TF Admin, The deepest gouges are black under the green, but I haven't tried anything. Today it was 34 degrees for a high so it might wait until spring. I NEED a heated Man Cave.

Hydroguardian16, When and if someone finds JD Green nail polish I need a case for the wife!! 

Well, that is a new one on me. My 4410 plast is green all the way through as best I can tell. It is not painted. I guess went cheap on the plastic too now.


----------



## Simpleprestige

NEW PRODUCT LINE!!!!!!!!!!!!

The plastic is just painted green. Mines the same way. I would just sand em down and spraypaint it


----------



## Windlake

Jetblack1525 said:


> Dont know if this will help. Lowes sell spray paint offical John Deere color.
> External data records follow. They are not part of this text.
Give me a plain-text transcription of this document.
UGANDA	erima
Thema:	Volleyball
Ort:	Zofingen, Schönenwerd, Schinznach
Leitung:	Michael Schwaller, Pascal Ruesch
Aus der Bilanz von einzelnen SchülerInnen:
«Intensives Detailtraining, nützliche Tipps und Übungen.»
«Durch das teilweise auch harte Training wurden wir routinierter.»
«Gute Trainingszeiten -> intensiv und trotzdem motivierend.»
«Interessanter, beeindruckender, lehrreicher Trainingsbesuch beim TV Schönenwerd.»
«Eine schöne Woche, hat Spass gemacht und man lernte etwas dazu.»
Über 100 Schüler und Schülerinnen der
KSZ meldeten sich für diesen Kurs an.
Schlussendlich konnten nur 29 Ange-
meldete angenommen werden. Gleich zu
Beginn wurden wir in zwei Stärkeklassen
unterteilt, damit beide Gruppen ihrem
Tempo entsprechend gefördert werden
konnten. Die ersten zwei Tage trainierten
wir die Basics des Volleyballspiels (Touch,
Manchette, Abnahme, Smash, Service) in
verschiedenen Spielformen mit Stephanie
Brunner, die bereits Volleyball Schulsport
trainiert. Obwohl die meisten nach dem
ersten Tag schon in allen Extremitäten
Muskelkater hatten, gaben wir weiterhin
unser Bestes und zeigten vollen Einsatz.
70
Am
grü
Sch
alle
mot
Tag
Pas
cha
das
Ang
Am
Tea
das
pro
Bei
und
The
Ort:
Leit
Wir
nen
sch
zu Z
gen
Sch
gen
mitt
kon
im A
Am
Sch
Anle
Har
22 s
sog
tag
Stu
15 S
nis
You have to be careful though because I read there are three different shades of "official" John Deere green. Why can't they just leave well enough alone?!? LOL


----------



## Live Oak

Another thought came to mind on how to possibly deal with deep gouges. You might try finding some wax or candles that are the same color green as the hood. Rub or melt some wax into the gouge and gently buff it out. The wax should fill the gouge and polish up pretty well. This is not the ideal fix but WAY cheaper than a body shop fix or new hood. 

The other route is to rough up the area around the gouge, fill with a good quality filler, contour, buff and paint or marine gel coat of a matching color. Then buff and polish up the area. 

I think the wax might be the best way since you are gonna get scratches in the future.


----------



## harddock

John Deere Green spray paint is an excellent match. I have often resprayed the floor where the paint wears off and the match is great. I have used it on my used cab and again pleased with the results. (bought at dealer, not Lowes)


----------



## rsmith335

Scratches, ha. try fixing a shatered hood because of laziness to get off and shut a gate. I fiberglassed the in side and left it, now every time I look at it I rember not to do stupid things.


----------



## Hoodoo Valley

rsmith335 said:


> Scratches, ha. try fixing a shatered hood because of laziness to get off and shut a gate. I fiberglassed the in side and left it, now every time I look at it I rember not to do stupid things.


That's it! I replaced my broken chinsy green plastic hood front with Americam made steel! Problem illiminated!


----------



## rsmith335

Was it on a mower or a tractor? I'm thinking custom sheet metal, horizonal bat wings that would also serve as a brush deflector and nitrous.


----------



## rsmith335

Ow yea, nice Lunar Moth


----------



## dangeroustoys56

I have a 94 murray that i got with a broken plastic grille- i tried everything to fix it, even 2 part epoxy - didnt help- still kept cracking - i mounted a spare MTD hood on it with a lil tweeking.


----------



## jnich17

I have used the John Deere green from Lowe's several times and it is a very good match. Cheaper that "official John Deere green" too.


----------



## Distantsmoke

I've repaired alot of scratches in plastic. If you have a Harbor Freight store near by you can buy the 'Blue' plastic polish, comes in a dry stick in a cardboard tube, wet sand the area to remove scratch and then wheel with plastic polish, just hold the polish stick on the wheel while its moving then hit the repaired area with the cotton wheel. it will remove the micro scratches from the wet sand. last paper grit should be about 1000 before the wheel. 
If the scatch is real deep heat a small putty knife with a torch and pull the plastic back together until the 'gouge' is closed then go back to the wet sand and polish.
Hope this offers some help.


----------